Stormy Six may be the only band in the Rock in Opposition movement to have started life as a pop band.  They're definitely the only RIO band to open for the Rolling Stones.  But after some lineup changes, the band did an about-face and reappeared as a heavily political Marxist folk group.  Avant-gardist musical tendencies started to appear in the second half of the 70s and reached their fruition on 1980's Macchina Maccheronica, which included contributions from Henry Cow's Georgie Born.  Even though they got more conventional again before breaking up around 1982, some of them reunited in 1984, joining Cassiber to form the one-shot band Cassix and participating in a project designed by modernist luminary Hans Werner Henze.

1993 brought a reunion and a live recording, Un Concerto.  They appear not to have done anything as a band since then, although individual members, particularly Tomaso Leddi, are still playing concerts and working with performance artists.  Leddi also released a solo album in 1995, entitled Algoritmo Ballabile. - Alex Temple [May 2002]

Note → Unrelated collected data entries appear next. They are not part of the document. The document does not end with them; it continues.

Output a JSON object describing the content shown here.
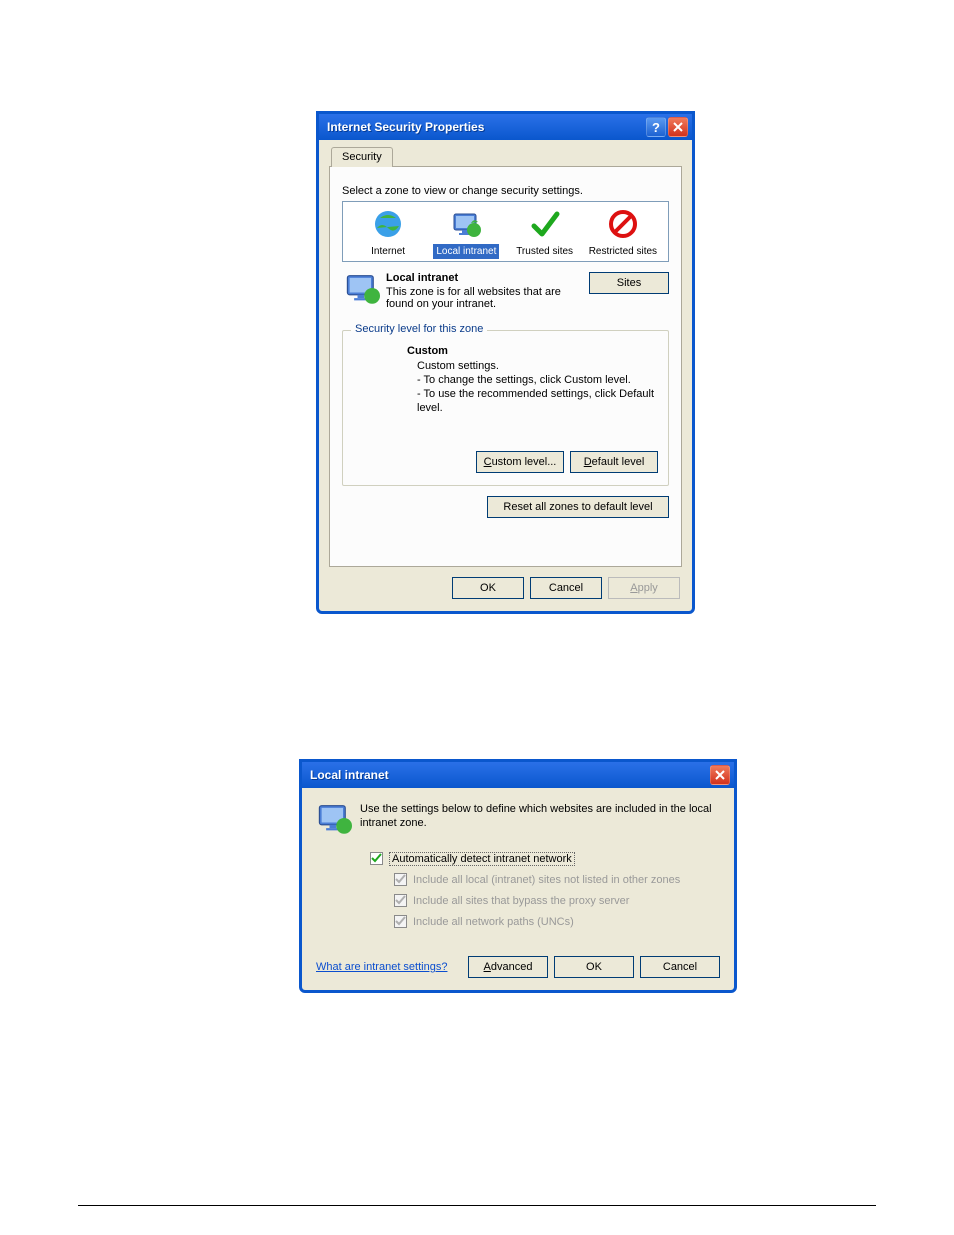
{
  "dialog1": {
    "title": "Internet Security Properties",
    "tab": "Security",
    "zone_prompt": "Select a zone to view or change security settings.",
    "zones": [
      {
        "label": "Internet"
      },
      {
        "label": "Local intranet",
        "selected": true
      },
      {
        "label": "Trusted sites"
      },
      {
        "label": "Restricted sites"
      }
    ],
    "selected_zone": {
      "name": "Local intranet",
      "desc": "This zone is for all websites that are found on your intranet."
    },
    "sites_button": "Sites",
    "group_legend": "Security level for this zone",
    "custom": {
      "title": "Custom",
      "line1": "Custom settings.",
      "line2": "- To change the settings, click Custom level.",
      "line3": "- To use the recommended settings, click Default level."
    },
    "buttons": {
      "custom_level": "Custom level...",
      "default_level": "Default level",
      "reset": "Reset all zones to default level",
      "ok": "OK",
      "cancel": "Cancel",
      "apply": "Apply"
    }
  },
  "dialog2": {
    "title": "Local intranet",
    "intro": "Use the settings below to define which websites are included in the local intranet zone.",
    "checkboxes": {
      "auto": {
        "label": "Automatically detect intranet network",
        "checked": true,
        "enabled": true
      },
      "local": {
        "label": "Include all local (intranet) sites not listed in other zones",
        "checked": true,
        "enabled": false
      },
      "proxy": {
        "label": "Include all sites that bypass the proxy server",
        "checked": true,
        "enabled": false
      },
      "unc": {
        "label": "Include all network paths (UNCs)",
        "checked": true,
        "enabled": false
      }
    },
    "link": "What are intranet settings?",
    "buttons": {
      "advanced": "Advanced",
      "ok": "OK",
      "cancel": "Cancel"
    }
  }
}
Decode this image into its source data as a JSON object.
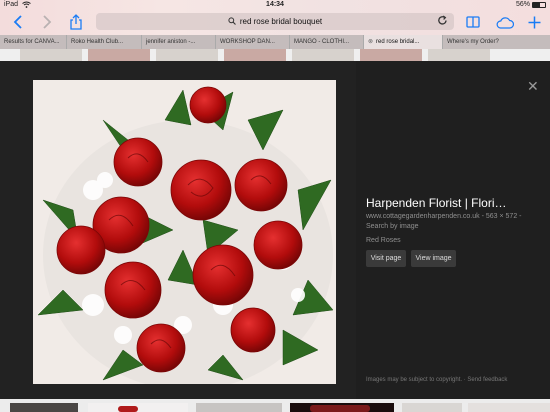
{
  "status": {
    "carrier": "iPad",
    "time": "14:34",
    "battery_pct": "56%",
    "battery_level": 0.56
  },
  "toolbar": {
    "url": "red rose bridal bouquet",
    "icons": [
      "back-icon",
      "forward-icon",
      "bookmarks-icon",
      "share-icon",
      "search-icon",
      "reload-icon",
      "reading-list-icon",
      "cloud-tabs-icon",
      "new-tab-icon"
    ]
  },
  "tabs": [
    {
      "label": "Results for CANVA..."
    },
    {
      "label": "Roko Health Club..."
    },
    {
      "label": "jennifer aniston -..."
    },
    {
      "label": "WORKSHOP DAN..."
    },
    {
      "label": "MANGO - CLOTHI..."
    },
    {
      "label": "red rose bridal..."
    },
    {
      "label": "Where's my Order?"
    }
  ],
  "result": {
    "title": "Harpenden Florist | Flori…",
    "source": "www.cottagegardenharpenden.co.uk",
    "dimensions": "563 × 572",
    "search_by_image": "Search by image",
    "description": "Red Roses",
    "visit_page": "Visit page",
    "view_image": "View image",
    "footer_notice": "Images may be subject to copyright.",
    "footer_feedback": "Send feedback"
  },
  "colors": {
    "rose": "#b40f0f",
    "panel": "#222222",
    "accent": "#1a7cf5"
  }
}
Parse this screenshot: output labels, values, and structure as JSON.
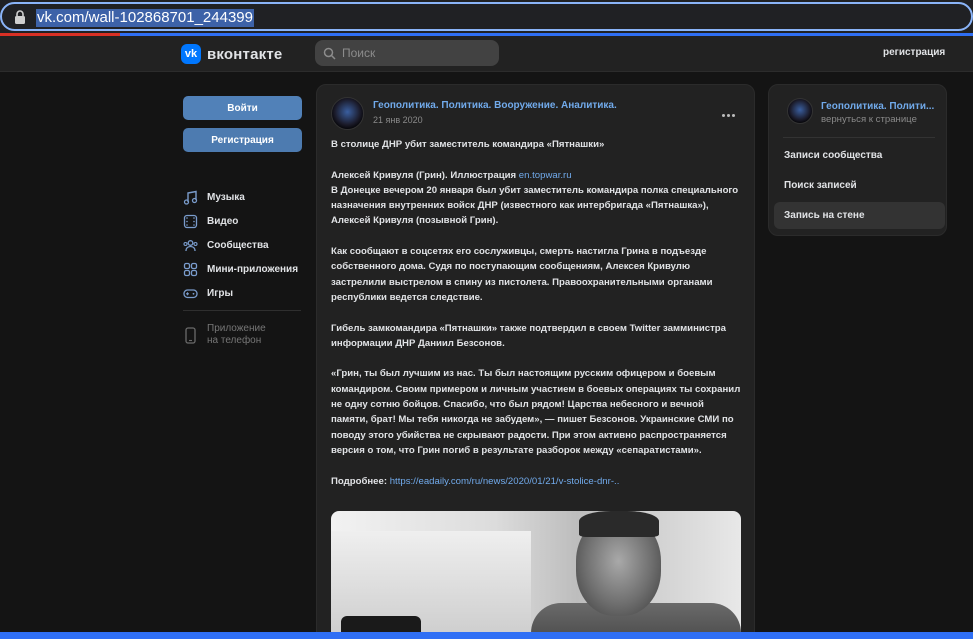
{
  "browser": {
    "url": "vk.com/wall-102868701_244399"
  },
  "header": {
    "logo_text": "вконтакте",
    "logo_mark": "vk",
    "search_placeholder": "Поиск",
    "register_link": "регистрация"
  },
  "sidebar": {
    "login_button": "Войти",
    "register_button": "Регистрация",
    "items": [
      {
        "label": "Музыка",
        "icon": "music-icon"
      },
      {
        "label": "Видео",
        "icon": "video-icon"
      },
      {
        "label": "Сообщества",
        "icon": "communities-icon"
      },
      {
        "label": "Мини-приложения",
        "icon": "mini-apps-icon"
      },
      {
        "label": "Игры",
        "icon": "gamepad-icon"
      }
    ],
    "app_phone_line1": "Приложение",
    "app_phone_line2": "на телефон"
  },
  "post": {
    "author": "Геополитика. Политика. Вооружение. Аналитика.",
    "date": "21 янв 2020",
    "title": "В столице ДНР убит заместитель командира «Пятнашки»",
    "illustration_prefix": "Алексей Кривуля (Грин). Иллюстрация ",
    "illustration_link": "en.topwar.ru",
    "p1": "В Донецке вечером 20 января был убит заместитель командира полка специального назначения внутренних войск ДНР (известного как интербригада «Пятнашка»), Алексей Кривуля (позывной Грин).",
    "p2": "Как сообщают в соцсетях его сослуживцы, смерть настигла Грина в подъезде собственного дома. Судя по поступающим сообщениям, Алексея Кривулю застрелили выстрелом в спину из пистолета. Правоохранительными органами республики ведется следствие.",
    "p3": "Гибель замкомандира «Пятнашки» также подтвердил в своем Twitter замминистра информации ДНР Даниил Безсонов.",
    "p4": "«Грин, ты был лучшим из нас. Ты был настоящим русским офицером и боевым командиром. Своим примером и личным участием в боевых операциях ты сохранил не одну сотню бойцов. Спасибо, что был рядом! Царства небесного и вечной памяти, брат! Мы тебя никогда не забудем», — пишет Безсонов. Украинские СМИ по поводу этого убийства не скрывают радости. При этом активно распространяется версия о том, что Грин погиб в результате разборок между «сепаратистами».",
    "more_prefix": "Подробнее: ",
    "more_link": "https://eadaily.com/ru/news/2020/01/21/v-stolice-dnr-.."
  },
  "widget": {
    "name": "Геополитика. Полити...",
    "back": "вернуться к странице",
    "items": [
      {
        "label": "Записи сообщества"
      },
      {
        "label": "Поиск записей"
      },
      {
        "label": "Запись на стене"
      }
    ]
  },
  "colors": {
    "accent": "#71aaeb",
    "button": "#4a76a8",
    "background": "#141414",
    "card": "#222222"
  }
}
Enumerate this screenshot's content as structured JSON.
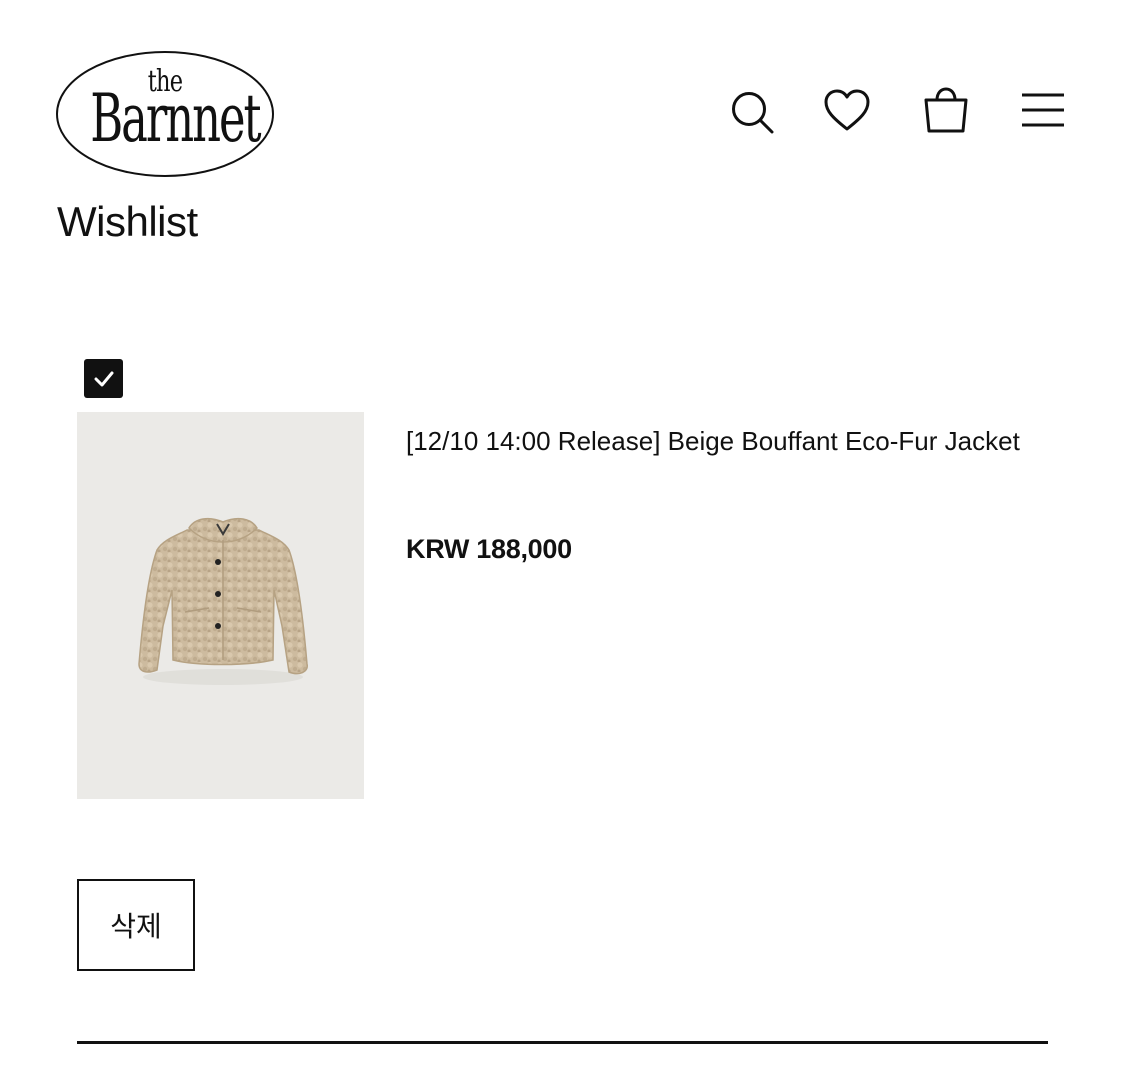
{
  "header": {
    "logo": {
      "top_word": "the",
      "brand_word": "Barnnet"
    },
    "icons": {
      "search": "search-icon",
      "wishlist": "heart-icon",
      "cart": "shopping-bag-icon",
      "menu": "hamburger-menu-icon"
    }
  },
  "page": {
    "title": "Wishlist"
  },
  "wishlist": {
    "items": [
      {
        "selected": true,
        "image": "beige-fur-jacket",
        "name": "[12/10 14:00 Release] Beige Bouffant Eco-Fur Jacket",
        "price": "KRW 188,000"
      }
    ],
    "delete_label": "삭제"
  },
  "colors": {
    "text": "#111111",
    "background": "#ffffff",
    "image_background": "#ebeae7",
    "product": "#cbb89c"
  }
}
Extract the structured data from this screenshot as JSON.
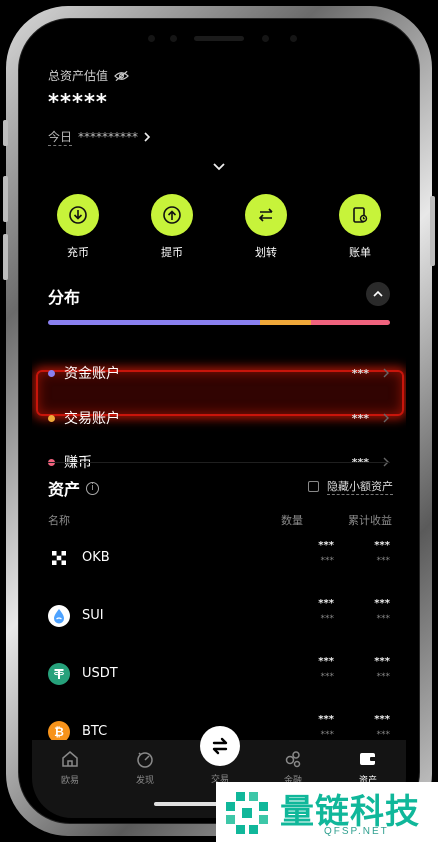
{
  "header": {
    "total_label": "总资产估值",
    "total_value": "*****",
    "today_label": "今日",
    "today_value": "**********"
  },
  "actions": [
    {
      "label": "充币",
      "icon": "deposit-icon"
    },
    {
      "label": "提币",
      "icon": "withdraw-icon"
    },
    {
      "label": "划转",
      "icon": "transfer-icon"
    },
    {
      "label": "账单",
      "icon": "bill-icon"
    }
  ],
  "distribution": {
    "title": "分布",
    "bar": [
      {
        "color": "#8a80f0",
        "share": 0.62
      },
      {
        "color": "#f0a93a",
        "share": 0.15
      },
      {
        "color": "#f0637e",
        "share": 0.23
      }
    ],
    "accounts": [
      {
        "name": "资金账户",
        "value": "***",
        "color": "#8a80f0"
      },
      {
        "name": "交易账户",
        "value": "***",
        "color": "#f0a93a"
      },
      {
        "name": "赚币",
        "value": "***",
        "color": "#f0637e"
      }
    ]
  },
  "assets": {
    "title": "资产",
    "hide_small_label": "隐藏小额资产",
    "columns": {
      "name": "名称",
      "amount": "数量",
      "profit": "累计收益"
    },
    "rows": [
      {
        "symbol": "OKB",
        "amount": "***",
        "amount_sub": "***",
        "profit": "***",
        "profit_sub": "***",
        "icon": "okb-icon"
      },
      {
        "symbol": "SUI",
        "amount": "***",
        "amount_sub": "***",
        "profit": "***",
        "profit_sub": "***",
        "icon": "sui-icon"
      },
      {
        "symbol": "USDT",
        "amount": "***",
        "amount_sub": "***",
        "profit": "***",
        "profit_sub": "***",
        "icon": "usdt-icon"
      },
      {
        "symbol": "BTC",
        "amount": "***",
        "amount_sub": "***",
        "profit": "***",
        "profit_sub": "***",
        "icon": "btc-icon"
      }
    ]
  },
  "tabbar": {
    "tabs": [
      {
        "label": "欧易",
        "icon": "home-icon"
      },
      {
        "label": "发现",
        "icon": "discover-icon"
      },
      {
        "label": "交易",
        "icon": "trade-icon"
      },
      {
        "label": "金融",
        "icon": "finance-icon"
      },
      {
        "label": "资产",
        "icon": "wallet-icon"
      }
    ]
  },
  "watermark": {
    "name": "量链科技",
    "domain": "QFSP.NET"
  },
  "colors": {
    "accent": "#c7f33a",
    "highlight": "#c8150b",
    "watermark": "#10b79a"
  }
}
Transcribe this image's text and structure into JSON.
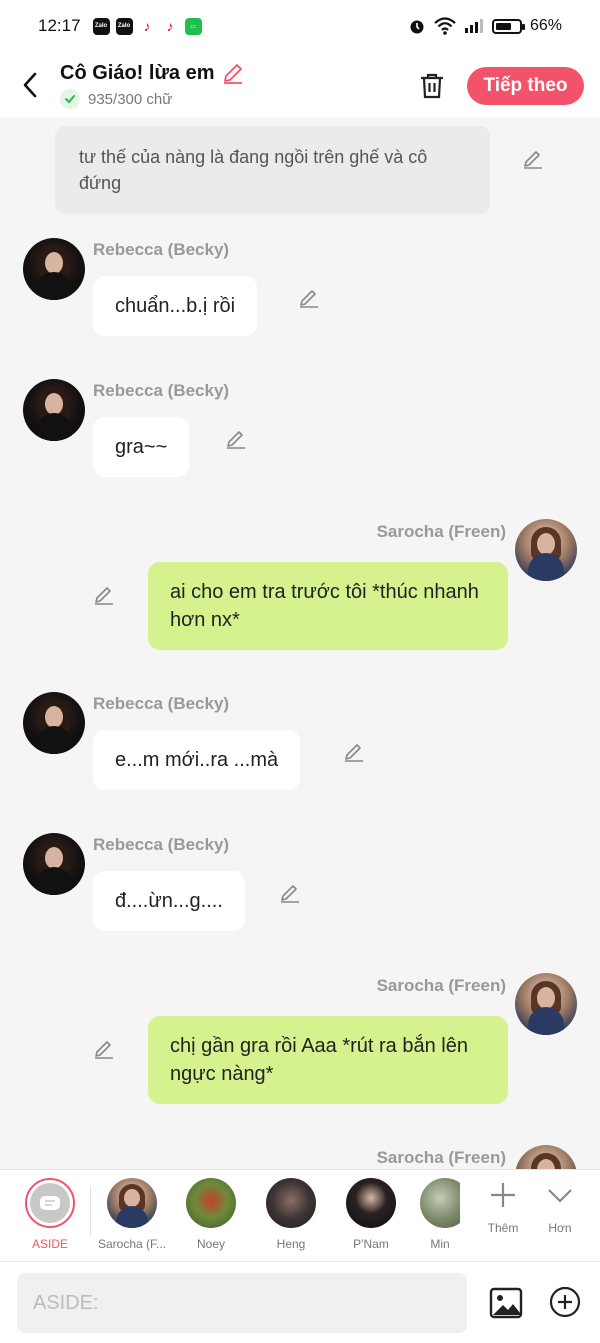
{
  "status_bar": {
    "time": "12:17",
    "notifications": [
      "Zalo",
      "Zalo",
      "tiktok",
      "tiktok",
      "messages"
    ],
    "battery_text": "66%",
    "battery_level": 0.66
  },
  "header": {
    "title": "Cô Giáo! lừa em",
    "word_count": "935/300 chữ",
    "next_label": "Tiếp theo",
    "accent_color": "#f2536b"
  },
  "chat": {
    "aside_text": "tư thế của nàng là đang ngồi trên ghế và cô đứng",
    "messages": [
      {
        "sender": "Rebecca (Becky)",
        "side": "left",
        "text": "chuẩn...b.ị rồi"
      },
      {
        "sender": "Rebecca (Becky)",
        "side": "left",
        "text": "gra~~"
      },
      {
        "sender": "Sarocha (Freen)",
        "side": "right",
        "text": "ai cho em tra trước tôi *thúc nhanh hơn nx*"
      },
      {
        "sender": "Rebecca (Becky)",
        "side": "left",
        "text": "e...m mới..ra ...mà"
      },
      {
        "sender": "Rebecca (Becky)",
        "side": "left",
        "text": "đ....ừn...g...."
      },
      {
        "sender": "Sarocha (Freen)",
        "side": "right",
        "text": "chị gần gra rồi Aaa *rút ra bắn lên ngực nàng*"
      },
      {
        "sender": "Sarocha (Freen)",
        "side": "right",
        "text": ""
      }
    ]
  },
  "characters": {
    "aside_label": "ASIDE",
    "list": [
      "Sarocha (F...",
      "Noey",
      "Heng",
      "P'Nam",
      "Min"
    ],
    "more_label": "Thêm",
    "expand_label": "Hơn"
  },
  "input": {
    "placeholder": "ASIDE:"
  }
}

L'Apprendista (1977)L'Apprendista (1977)

Stormy Six were the oldest of the original RIO bands, having released their debut album as early as 1969.  As a result, they were pretty far into their career before they started to sound remotely "RIO-ish," and while L'Apprendista is quite complex and certainly "progressive," it's not nearly as avant-sounding as its successor, Macchina Maccheronica.  While that album is as hardcore RIO as you'll find anywhere, this one has a lighter tone, eschewing harsh dissonance in favor of quirky, mostly acoustic chamber music with odd chord progressions. It tends to get compared to Gentle Giant, and while that's not entirely inaccurate, it's also somewhat misleading.  What we do get is occasional tinges of Renaissance and Baroque music (the flourishes at the beginning of the title track could be right out of Telemann), and detailed counterpoint, including some wonderful three-part a capella polyphony in "L'Orchestra dei Fischiettei."  What we don't get is keyboard synths, vocals that sound remotely like Kerry Minnear and Derek Shulman, or anything approaching a rock-out.  Picture the instrumental opening of "Schooldays" or the middle section of "Black Cat" instead of "Experience" or "Proclamation" and you'll start to have a better idea.

Qualifications aside, this is a very nice piece of work with some outstanding tracks, and it's both accessible enough for most mainstream prog fans and complex enough for most RIO fans.  Aside from the vague similarities to Gentle Giant, there is also an influence of Italian folk music which gives the album a cheerful character, especially on the first few tracks.  As the album continues, it gets gradually more serious -- one of the highlights is "Il Barbiere," in which the music begins to take on a more strident sound, including some wonderful sections in which the vocals sing triplets against duplets in the accompaniment.  The song also contains a long section in which Franco Fabbri's vibraphone solos over a constantly varying chromatically tonal groove in the bass and lower string instruments, providing a much-needed contrast to the twiddly counterpoint of the surrounding tracks.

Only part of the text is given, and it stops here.